10. Beyond the Basics: Advanced Features
Exactly-Once with Non-Idempotent Consumers
If the consumer’s side effect is not idempotent (e.g., appending a row to a log), we need stronger guarantees. One approach is to have the broker act as a two-phase coordinator: deliver the message, wait for the consumer to execute, then finalize. The consumer must agree to commit or abort. This is essentially distributed transactions.
Another approach: use compensating actions. If a duplicate is detected, the queue can issue a compensating message to undo the duplicate. This is complex.

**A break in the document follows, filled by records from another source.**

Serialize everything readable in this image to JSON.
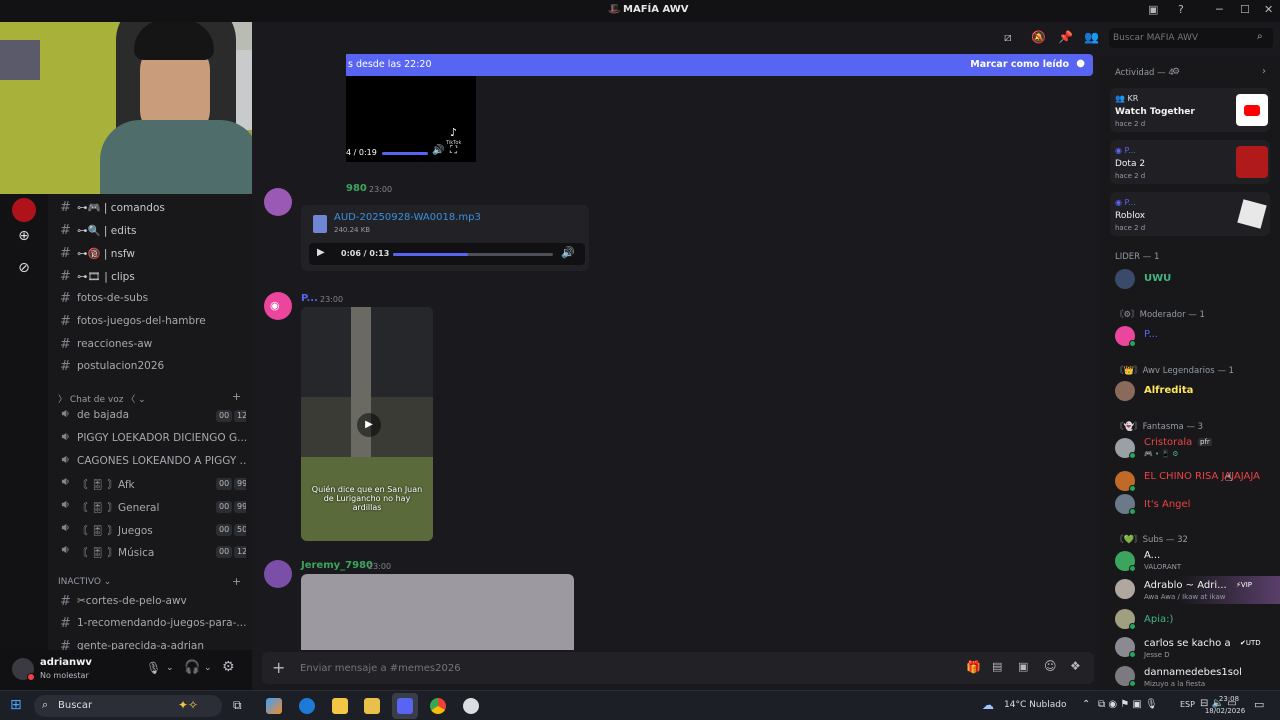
{
  "window": {
    "title": "MAFÍA AWV"
  },
  "banner": {
    "text": "s desde las 22:20",
    "mark_read": "Marcar como leído"
  },
  "channels": {
    "text": [
      {
        "icon": "⊶🎮",
        "label": "| comandos"
      },
      {
        "icon": "⊶🔍",
        "label": "| edits"
      },
      {
        "icon": "⊶🔞",
        "label": "| nsfw"
      },
      {
        "icon": "⊶🎞",
        "label": "| clips"
      },
      {
        "label": "fotos-de-subs"
      },
      {
        "label": "fotos-juegos-del-hambre"
      },
      {
        "label": "reacciones-aw"
      },
      {
        "label": "postulacion2026"
      }
    ],
    "voice_category": "Chat de voz 〈 ⌄",
    "voice": [
      {
        "label": "de bajada",
        "a": "00",
        "b": "12"
      },
      {
        "label": "PIGGY LOEKADOR DICIENGO G..."
      },
      {
        "label": "CAGONES LOKEANDO A PIGGY ..."
      },
      {
        "label": "〘 🎚 〙Afk",
        "a": "00",
        "b": "99"
      },
      {
        "label": "〘 🎚 〙General",
        "a": "00",
        "b": "99"
      },
      {
        "label": "〘 🎚 〙Juegos",
        "a": "00",
        "b": "50"
      },
      {
        "label": "〘 🎚 〙Música",
        "a": "00",
        "b": "12"
      }
    ],
    "inactive_category": "INACTIVO ⌄",
    "inactive": [
      {
        "label": "✂cortes-de-pelo-awv"
      },
      {
        "label": "1-recomendando-juegos-para-..."
      },
      {
        "label": "gente-parecida-a-adrian"
      }
    ]
  },
  "user": {
    "name": "adrianwv",
    "status": "No molestar"
  },
  "messages": {
    "video1": {
      "time": "4 / 0:19",
      "brand": "TikTok"
    },
    "msg1": {
      "name": "980",
      "time": "23:00",
      "file": "AUD-20250928-WA0018.mp3",
      "size": "240.24 KB",
      "audio_time": "0:06 / 0:13",
      "progress": 0.47
    },
    "msg2": {
      "name": "P...",
      "time": "23:00",
      "caption": "Quién dice que en San Juan de Lurigancho no hay ardillas"
    },
    "msg3": {
      "name": "Jeremy_7980",
      "time": "23:00"
    }
  },
  "composer": {
    "placeholder": "Enviar mensaje a #memes2026"
  },
  "search": {
    "placeholder": "Buscar MAFÍA AWV"
  },
  "members": {
    "activity_header": "Actividad — 4",
    "activities": [
      {
        "user": "KR",
        "title": "Watch Together",
        "ago": "hace 2 d"
      },
      {
        "user": "P...",
        "title": "Dota 2",
        "ago": "hace 2 d"
      },
      {
        "user": "P...",
        "title": "Roblox",
        "ago": "hace 2 d"
      }
    ],
    "sections": {
      "lider": "LIDER — 1",
      "moderador": "〘⚙〙Moderador — 1",
      "legendarios": "〘👑〙Awv Legendarios — 1",
      "fantasma": "〘👻〙Fantasma — 3",
      "subs": "〘💚〙Subs — 32"
    },
    "list": {
      "uwu": "UWU",
      "mod": "P...",
      "alfredita": "Alfredita",
      "cristorala": "Cristorala",
      "cristorala_tag": "pfr",
      "chino": "EL CHINO RISA JAJAJAJA",
      "angel": "It's Angel",
      "a": "A...",
      "a_sub": "VALORANT",
      "adrablo": "Adrablo ~ Adri...",
      "adrablo_tag": "VIP",
      "adrablo_sub": "Awa Awa / Ikaw at ikaw",
      "apia": "Apia:)",
      "carlos": "carlos se kacho a ...",
      "carlos_tag": "UTD",
      "carlos_sub": "Jesse D",
      "dann": "dannamedebes1sol",
      "dann_sub": "Mizuyo a la fiesta"
    }
  },
  "taskbar": {
    "search": "Buscar",
    "weather": "14°C  Nublado",
    "lang": "ESP",
    "time": "23:08",
    "date": "18/02/2026"
  }
}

Better: redesign the consumer to be idempotent. Often, it’s easier to add a unique constraint in the consumer’s database (e.g., a table of processed idempotency keys) than to build full transactional support.
Idempotency Key Cleanup
Keys must expire. The broker should periodically purge keys older than a configurable TTL. The TTL should be longer than the maximum possible retry window. For example, if a producer might retry for up to 1 minute, and a consumer might take 5 minutes to process, set TTL to 1 hour.
Message Ordering
Our design does not guarantee ordering across messages with different idempotency keys. But if you need FIFO per key (or per group), you can use the unique key to order: since each key appears only once, ordering can be done by assigning a monotonically increasing sequence ID to each key at the producer. However, typical FIFO queues (like SQS FIFO) use a message group ID and rely on ordering within a group. Our idempotency key can serve as both the dedup token and the grouping key.
11. Conclusion
We’ve journeyed from the ghost in the machine—the heart-stopping duplicate billing—to the architectural depths of a distributed queue designed for exactly-once delivery. The idempotency key is not a silver bullet; it requires careful handling of consumer failures and side effects. But it is a powerful pattern that shifts the burden of deduplication from the consumer to the infrastructure, enabling simpler and more robust applications.
As you design your next system, ask not “how do I prevent duplicates?” but “how do I make my system idempotent?” Build your queues with idempotency key awareness, and you’ll sleep better on Cyber Monday.
The code you write today may not be perfect, but it can be exactly-once enough.